Inzwischen war ein Krankenkassenentwurf erschienen und machte den Frauen noch klarer, wie dringend sie das Wahlrecht brauchten, um die drohenden Benachteiligungen abwenden zu können: Votes for Women, 2., 16., 23.6., 21. 7. 1911 und S. 17. Hausfrauen überhaupt nicht versichert; Verlust der obligatorischen Beiträge bei Heirat, keine Weiterversicherung gestattet; gleiche Beiträge der Frauen und geringere Bezüge, die Versorgung der Witwen, Waisen und unehlichen Kinder aus den Beiträgen der Frauen. Der Entwurf wurde (Mai 1911) im Parlament von Lord Beresford, Mr. Ramsay Macdonald, Mr. Austen Chamberlain u. a. scharf getadelt, auch betont, die deutsche Krankenversicherung werde den Frauen viel gerechter. – Mr. Bonar Law sprach es aus: ein so ungerechtes Gesetz hätte man weiblichen Wählern nicht zu bieten gewagt.
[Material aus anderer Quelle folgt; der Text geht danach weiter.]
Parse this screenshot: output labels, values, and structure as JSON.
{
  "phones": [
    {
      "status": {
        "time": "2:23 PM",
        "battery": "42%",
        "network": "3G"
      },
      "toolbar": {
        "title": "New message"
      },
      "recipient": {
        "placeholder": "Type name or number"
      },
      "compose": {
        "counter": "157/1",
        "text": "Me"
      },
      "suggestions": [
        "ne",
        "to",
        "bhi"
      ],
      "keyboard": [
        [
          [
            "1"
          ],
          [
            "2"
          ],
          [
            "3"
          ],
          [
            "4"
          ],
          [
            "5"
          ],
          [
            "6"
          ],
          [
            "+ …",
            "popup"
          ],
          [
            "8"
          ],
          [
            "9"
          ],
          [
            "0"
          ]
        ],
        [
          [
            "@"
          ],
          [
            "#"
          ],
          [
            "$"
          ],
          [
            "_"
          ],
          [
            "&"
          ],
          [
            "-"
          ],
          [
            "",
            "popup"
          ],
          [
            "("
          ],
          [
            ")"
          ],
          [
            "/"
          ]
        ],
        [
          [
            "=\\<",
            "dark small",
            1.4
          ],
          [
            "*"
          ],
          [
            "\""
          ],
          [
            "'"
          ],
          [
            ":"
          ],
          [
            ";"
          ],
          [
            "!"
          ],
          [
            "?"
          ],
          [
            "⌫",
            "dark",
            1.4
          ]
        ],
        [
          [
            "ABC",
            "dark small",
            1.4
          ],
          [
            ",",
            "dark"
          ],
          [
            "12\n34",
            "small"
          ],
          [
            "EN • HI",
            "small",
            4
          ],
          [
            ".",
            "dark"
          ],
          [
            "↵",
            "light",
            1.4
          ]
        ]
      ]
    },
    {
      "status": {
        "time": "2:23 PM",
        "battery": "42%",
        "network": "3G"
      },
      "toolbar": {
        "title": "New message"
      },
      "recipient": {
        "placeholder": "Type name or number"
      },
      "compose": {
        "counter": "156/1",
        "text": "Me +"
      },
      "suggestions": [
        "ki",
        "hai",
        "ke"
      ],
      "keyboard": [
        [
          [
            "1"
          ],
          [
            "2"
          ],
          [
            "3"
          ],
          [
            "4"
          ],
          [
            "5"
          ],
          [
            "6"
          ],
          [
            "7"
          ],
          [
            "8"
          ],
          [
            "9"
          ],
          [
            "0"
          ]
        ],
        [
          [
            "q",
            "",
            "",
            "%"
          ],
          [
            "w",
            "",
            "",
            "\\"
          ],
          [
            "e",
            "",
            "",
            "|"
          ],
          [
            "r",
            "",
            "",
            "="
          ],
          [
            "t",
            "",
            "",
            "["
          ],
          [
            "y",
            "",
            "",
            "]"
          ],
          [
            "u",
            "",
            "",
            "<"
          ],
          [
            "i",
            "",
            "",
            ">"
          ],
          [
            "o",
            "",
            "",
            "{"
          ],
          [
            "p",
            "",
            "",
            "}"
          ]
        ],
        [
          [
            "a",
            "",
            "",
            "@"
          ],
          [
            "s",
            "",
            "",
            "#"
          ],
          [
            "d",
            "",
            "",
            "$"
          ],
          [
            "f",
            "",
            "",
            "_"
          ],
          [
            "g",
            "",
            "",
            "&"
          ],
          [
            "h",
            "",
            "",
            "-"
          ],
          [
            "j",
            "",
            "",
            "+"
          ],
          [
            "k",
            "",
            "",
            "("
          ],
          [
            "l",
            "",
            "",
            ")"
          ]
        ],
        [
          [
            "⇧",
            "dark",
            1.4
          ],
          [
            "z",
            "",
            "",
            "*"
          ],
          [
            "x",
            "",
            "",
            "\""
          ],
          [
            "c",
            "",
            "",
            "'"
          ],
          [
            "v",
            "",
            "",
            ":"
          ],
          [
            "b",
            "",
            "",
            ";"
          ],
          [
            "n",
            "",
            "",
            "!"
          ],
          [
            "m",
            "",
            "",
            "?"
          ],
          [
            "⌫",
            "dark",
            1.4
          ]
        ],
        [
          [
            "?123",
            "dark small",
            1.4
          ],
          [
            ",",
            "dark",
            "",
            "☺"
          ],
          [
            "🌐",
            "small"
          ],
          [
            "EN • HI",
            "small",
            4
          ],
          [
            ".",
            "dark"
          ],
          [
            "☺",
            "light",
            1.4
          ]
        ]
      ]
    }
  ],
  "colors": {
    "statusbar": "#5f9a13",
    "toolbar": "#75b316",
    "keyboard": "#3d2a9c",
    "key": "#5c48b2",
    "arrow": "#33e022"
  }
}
Diese Vorgänge und die vielen trügerischen Versprechen, die Winkelzüge und Kniffe der Regierung bestimmten die W. S. P. U. dazu, ihr Pulver trocken zu halten. Sie beschloß, durch eine neue große Demonstration den nötigen Druck auszuüben. Der 17. Juni war dazu festgesetzt. Und am 16. Juni schon erschien eine Antwort des Ministerpräsidenten an Lord Lytton: das Jahr 1912 sollte die parlamentarische Frauenstimmrechtsdebatte von einer Woche bringen, mit Abstimmung (closure facilities) und »Erfüllung der Zusage im Geist wie im Buchstaben«. Diese Erklärung wurde am 21. Juni 1911 von Sir Edward Grey, Minister des Äußeren, bestätigt: es sei der Regierung und dem Hause gleich ernst und dieses Anerbieten keinerlei Finte (bogus offer).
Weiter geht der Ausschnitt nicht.